Anyway, saya tergelitik sama komen Metha, follower sejati blog naningisme, di tulisan sebelumnya. Dia nulis komen tentang sejumlah kawan yang “menahan diri untuk update status demi menjaga image”. Sikap saya dari dulu jelas: apapun yang berlebihan itu nggak baik dan kita harus menyadari konsekuensi apa yang telah kita lakukan.
Salah satu tujuan ditemukannya internet agar manusia bisa berinteraksi lebih mudah. Proses interaksi banyak pihak makin mudah dengan ditemukannya sosial media, sebut saja Facebook yang bikin kolom status dan komen. Kita bisa tulis status dan nunggu orang lain komen (atau kalo males komen atau males notifikasi FB-nya centang-centung kalo ada orang lain ikutan komen, mereka bisa unjuk jempol tanda Like). Vice versa.
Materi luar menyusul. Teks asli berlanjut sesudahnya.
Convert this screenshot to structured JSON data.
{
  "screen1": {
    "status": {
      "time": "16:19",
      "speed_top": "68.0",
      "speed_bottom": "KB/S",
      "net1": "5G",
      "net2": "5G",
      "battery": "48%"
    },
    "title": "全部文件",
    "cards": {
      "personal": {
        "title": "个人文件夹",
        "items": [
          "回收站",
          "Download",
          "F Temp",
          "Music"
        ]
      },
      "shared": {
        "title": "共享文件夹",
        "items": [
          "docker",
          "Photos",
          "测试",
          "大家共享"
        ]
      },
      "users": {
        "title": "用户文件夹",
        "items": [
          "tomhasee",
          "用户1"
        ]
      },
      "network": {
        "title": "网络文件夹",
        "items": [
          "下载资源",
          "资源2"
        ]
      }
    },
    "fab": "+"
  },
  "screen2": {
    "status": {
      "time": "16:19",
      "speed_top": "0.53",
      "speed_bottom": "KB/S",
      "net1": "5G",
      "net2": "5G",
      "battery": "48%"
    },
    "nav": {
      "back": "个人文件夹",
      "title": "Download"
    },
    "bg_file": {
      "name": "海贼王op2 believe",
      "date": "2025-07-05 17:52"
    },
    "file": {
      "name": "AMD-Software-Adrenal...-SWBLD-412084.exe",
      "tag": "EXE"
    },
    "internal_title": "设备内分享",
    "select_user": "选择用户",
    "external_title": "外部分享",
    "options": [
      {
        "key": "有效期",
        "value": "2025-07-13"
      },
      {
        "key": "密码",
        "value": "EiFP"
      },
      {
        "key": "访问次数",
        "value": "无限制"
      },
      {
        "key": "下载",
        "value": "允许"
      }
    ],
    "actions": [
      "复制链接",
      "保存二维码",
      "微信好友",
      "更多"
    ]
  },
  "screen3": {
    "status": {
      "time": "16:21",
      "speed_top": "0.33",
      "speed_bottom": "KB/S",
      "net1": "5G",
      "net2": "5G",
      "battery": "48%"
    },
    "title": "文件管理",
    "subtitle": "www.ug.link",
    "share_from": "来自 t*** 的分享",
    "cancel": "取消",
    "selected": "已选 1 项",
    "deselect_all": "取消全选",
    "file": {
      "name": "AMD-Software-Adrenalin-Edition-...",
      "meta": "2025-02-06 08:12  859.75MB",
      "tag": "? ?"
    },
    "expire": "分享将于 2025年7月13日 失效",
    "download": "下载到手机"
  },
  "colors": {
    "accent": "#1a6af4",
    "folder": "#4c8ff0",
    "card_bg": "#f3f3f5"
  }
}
Nyetatus buat ekspresi diri (karena kita manusia yang punya perasaan, selain pikiran) itu sah-sah aja. Selama gak lebay.. Lebay bisa dari jumlah update-an (baca: seringnya nyetatus) sampai konten status. Jujur saja siapa yang gak enek kalo baca update-an dari orang yang sama bisa sampai 20 kali sehari? Dan, siapa yang gak mual-mual kalo update-an isinya pamer mulu? Entah pamer kesedihan atau kebahagiaan yang berlebih. Kata “berlebihan” pake font Tahoma, capslock, size 60, bold.
Untungnya belum ada kawan yang hobi nyetatus pamer kekayaan berlebih, misalnya “Aduh tas Hermes gw kena cat tembok yang belum belum kering. Gini nih ribetnya kalo proses renovasi rumah lama banget. Untung hubby segera maluncur pake Porche merah yang baru dibelinya, nganter gw pindah sementara ke rumah mertua di Pondok Indah. Besok kita ngungsi ke Singapore ya beib..” Ini contoh status lebay paling yahud hehehehe..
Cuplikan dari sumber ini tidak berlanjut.